Cluj-Napoca is hoping to wow the judges with its impressive cultural and artistic pedigree. It has 19 public cultural institutions, over 60 non-governmental arts and cultural organizations, 6 creative arts associations, 6 universities or artistic departments, 3 arts high-schools, 7 foreign cultural centers, 17 centers/libraries providing foreign language courses and access to foreign books, while almost 90 cultural events took place in the city in 2012, all of which is the “ammo” it is hoped will earn ECC status, according to the cultural strategy drawn up by the Cluj-Napoca 2021 European Capital of Culture Association in a bid to persuade the judges.

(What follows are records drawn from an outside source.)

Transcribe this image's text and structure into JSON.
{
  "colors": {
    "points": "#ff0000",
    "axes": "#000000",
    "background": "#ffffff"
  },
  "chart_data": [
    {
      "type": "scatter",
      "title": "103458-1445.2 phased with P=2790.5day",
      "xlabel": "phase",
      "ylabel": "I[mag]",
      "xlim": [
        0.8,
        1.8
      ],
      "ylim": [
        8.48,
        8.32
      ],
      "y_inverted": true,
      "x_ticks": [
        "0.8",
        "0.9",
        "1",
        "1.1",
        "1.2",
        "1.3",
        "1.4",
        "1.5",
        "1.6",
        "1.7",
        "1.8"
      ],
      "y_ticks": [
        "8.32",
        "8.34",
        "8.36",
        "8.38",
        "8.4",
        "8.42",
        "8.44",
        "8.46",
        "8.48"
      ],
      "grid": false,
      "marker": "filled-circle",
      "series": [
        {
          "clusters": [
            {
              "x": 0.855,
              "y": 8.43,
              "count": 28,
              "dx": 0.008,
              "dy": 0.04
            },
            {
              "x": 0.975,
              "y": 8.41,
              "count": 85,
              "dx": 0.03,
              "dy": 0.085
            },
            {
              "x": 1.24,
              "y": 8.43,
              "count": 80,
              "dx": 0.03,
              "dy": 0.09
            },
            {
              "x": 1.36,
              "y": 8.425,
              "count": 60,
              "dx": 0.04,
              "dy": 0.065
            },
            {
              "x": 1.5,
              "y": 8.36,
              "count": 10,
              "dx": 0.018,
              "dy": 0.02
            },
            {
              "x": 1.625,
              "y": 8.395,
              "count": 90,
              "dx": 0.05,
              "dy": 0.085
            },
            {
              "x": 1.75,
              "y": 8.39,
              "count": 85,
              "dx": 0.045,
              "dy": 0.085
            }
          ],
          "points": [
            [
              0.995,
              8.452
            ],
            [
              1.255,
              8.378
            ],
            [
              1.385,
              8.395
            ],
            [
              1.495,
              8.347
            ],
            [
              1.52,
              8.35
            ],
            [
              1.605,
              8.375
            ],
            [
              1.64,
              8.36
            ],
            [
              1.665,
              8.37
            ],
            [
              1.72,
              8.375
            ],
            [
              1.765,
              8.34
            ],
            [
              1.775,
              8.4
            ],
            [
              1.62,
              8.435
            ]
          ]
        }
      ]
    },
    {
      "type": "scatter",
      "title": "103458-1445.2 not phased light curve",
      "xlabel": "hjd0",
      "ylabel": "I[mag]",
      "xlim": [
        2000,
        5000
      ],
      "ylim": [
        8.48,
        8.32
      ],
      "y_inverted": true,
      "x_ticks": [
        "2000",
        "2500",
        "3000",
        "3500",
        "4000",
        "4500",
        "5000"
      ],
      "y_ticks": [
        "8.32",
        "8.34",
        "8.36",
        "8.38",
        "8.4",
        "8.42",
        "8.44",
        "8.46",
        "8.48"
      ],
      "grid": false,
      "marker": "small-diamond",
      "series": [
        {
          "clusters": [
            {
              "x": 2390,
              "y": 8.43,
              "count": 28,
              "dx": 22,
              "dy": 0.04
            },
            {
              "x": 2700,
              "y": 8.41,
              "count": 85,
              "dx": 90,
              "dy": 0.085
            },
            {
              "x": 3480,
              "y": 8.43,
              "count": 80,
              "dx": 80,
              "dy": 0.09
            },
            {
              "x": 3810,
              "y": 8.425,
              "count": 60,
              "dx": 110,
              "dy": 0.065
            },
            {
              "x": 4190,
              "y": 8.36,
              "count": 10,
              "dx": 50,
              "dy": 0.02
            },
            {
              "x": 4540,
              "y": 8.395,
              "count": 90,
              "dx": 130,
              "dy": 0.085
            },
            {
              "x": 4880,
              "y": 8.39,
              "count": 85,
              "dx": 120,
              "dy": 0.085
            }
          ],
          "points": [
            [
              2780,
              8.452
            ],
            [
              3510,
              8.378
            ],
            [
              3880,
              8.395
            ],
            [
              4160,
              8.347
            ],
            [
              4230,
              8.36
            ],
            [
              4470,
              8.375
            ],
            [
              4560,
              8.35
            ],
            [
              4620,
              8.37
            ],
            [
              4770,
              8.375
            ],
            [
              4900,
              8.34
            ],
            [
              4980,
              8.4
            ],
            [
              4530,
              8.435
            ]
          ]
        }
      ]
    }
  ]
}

“The dynamism of the town, characterized by its intercultural approach, intensive civic participation as well as the top academic environment that attracts high numbers of students are the main arguments for our city to become a European Capital of Culture,” says Florin Morosanu, executive director of the association. The group has 83 members, including the local council, city hall, county council, 12 universities and all the major cultural players, who have contributed to the strategy.

Moreover, Cluj-Napoca also has in its favor the title of European Youth Capital 2015; two national theatres; two national opera houses; the most developed creative economy; the biggest film festival in Romania, Transylvania International Film Festival; its role as a space of social innovation; cultural and linguistic diversity; the electro music festival, Electric Castle; courses in art, design, music, film, TV, media; the new wave of the Cluj Painting School as well as the first collective and independent contemporary art space, Fabrica de Pensule.

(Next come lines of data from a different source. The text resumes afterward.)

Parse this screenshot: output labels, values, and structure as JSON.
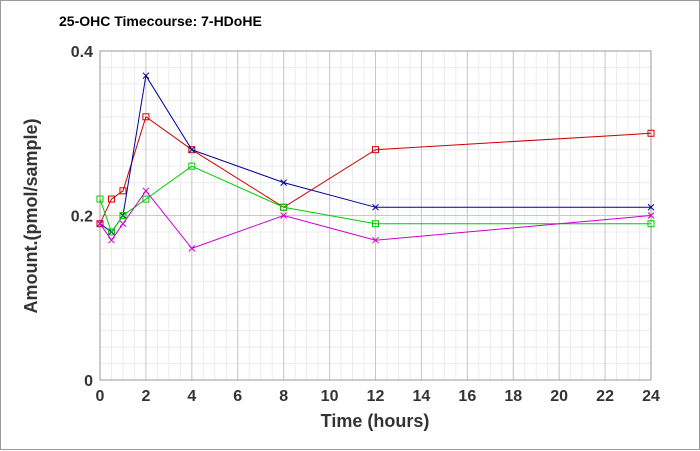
{
  "chart_data": {
    "type": "line",
    "title": "25-OHC Timecourse: 7-HDoHE",
    "xlabel": "Time (hours)",
    "ylabel": "Amount.(pmol/sample)",
    "xlim": [
      0,
      24
    ],
    "ylim": [
      0,
      0.4
    ],
    "x_ticks": [
      0,
      2,
      4,
      6,
      8,
      10,
      12,
      14,
      16,
      18,
      20,
      22,
      24
    ],
    "y_ticks": [
      0,
      0.2,
      0.4
    ],
    "y_tick_labels": [
      "0",
      "0.2",
      "0.4"
    ],
    "grid": true,
    "legend": "none",
    "series": [
      {
        "color": "#cc0000",
        "marker": "square",
        "x": [
          0,
          0.5,
          1,
          2,
          4,
          8,
          12,
          24
        ],
        "y": [
          0.19,
          0.22,
          0.23,
          0.32,
          0.28,
          0.21,
          0.28,
          0.3
        ]
      },
      {
        "color": "#000099",
        "marker": "cross",
        "x": [
          0,
          0.5,
          1,
          2,
          4,
          8,
          12,
          24
        ],
        "y": [
          0.19,
          0.18,
          0.2,
          0.37,
          0.28,
          0.24,
          0.21,
          0.21
        ]
      },
      {
        "color": "#00cc00",
        "marker": "square",
        "x": [
          0,
          0.5,
          1,
          2,
          4,
          8,
          12,
          24
        ],
        "y": [
          0.22,
          0.18,
          0.2,
          0.22,
          0.26,
          0.21,
          0.19,
          0.19
        ]
      },
      {
        "color": "#cc00cc",
        "marker": "cross",
        "x": [
          0,
          0.5,
          1,
          2,
          4,
          8,
          12,
          24
        ],
        "y": [
          0.19,
          0.17,
          0.19,
          0.23,
          0.16,
          0.2,
          0.17,
          0.2
        ]
      }
    ]
  }
}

The authors of the cultural strategy for 2014-2020 also point out their city’s minuses, mentioning in the official document that public financing for culture is quite low compared with the city’s cultural performance; the budget limitations of the cultural operators in the context of the rising number of public and activities; the public pressure for “visible” events, with a big turnout; a lack of cooperation between local institutions and independent cultural operators; plus poor private financing for events.

If Cluj-Napoca is selected, the money will fund economic development worth millions of Euros, through four sources – the local council, county council, national authorities as well as independent projects. Also, the EU offers the Melinda Mercouri award, worth almost EUR 1.5 million, to the winning candidate. Morosanu cannot yet announce the project’s official budget, because it depends on which schemes are implemented, but at the end of the year an official estimate will be published. In terms of private funding, Morosanu’s association benefited from corporate funding to the tune of almost 80 percent, while the rest of the money has come from the local council over the past two years. Nonetheless, he points out that the businesspeople of Cluj-Napoca are one of the stakeholders of the project.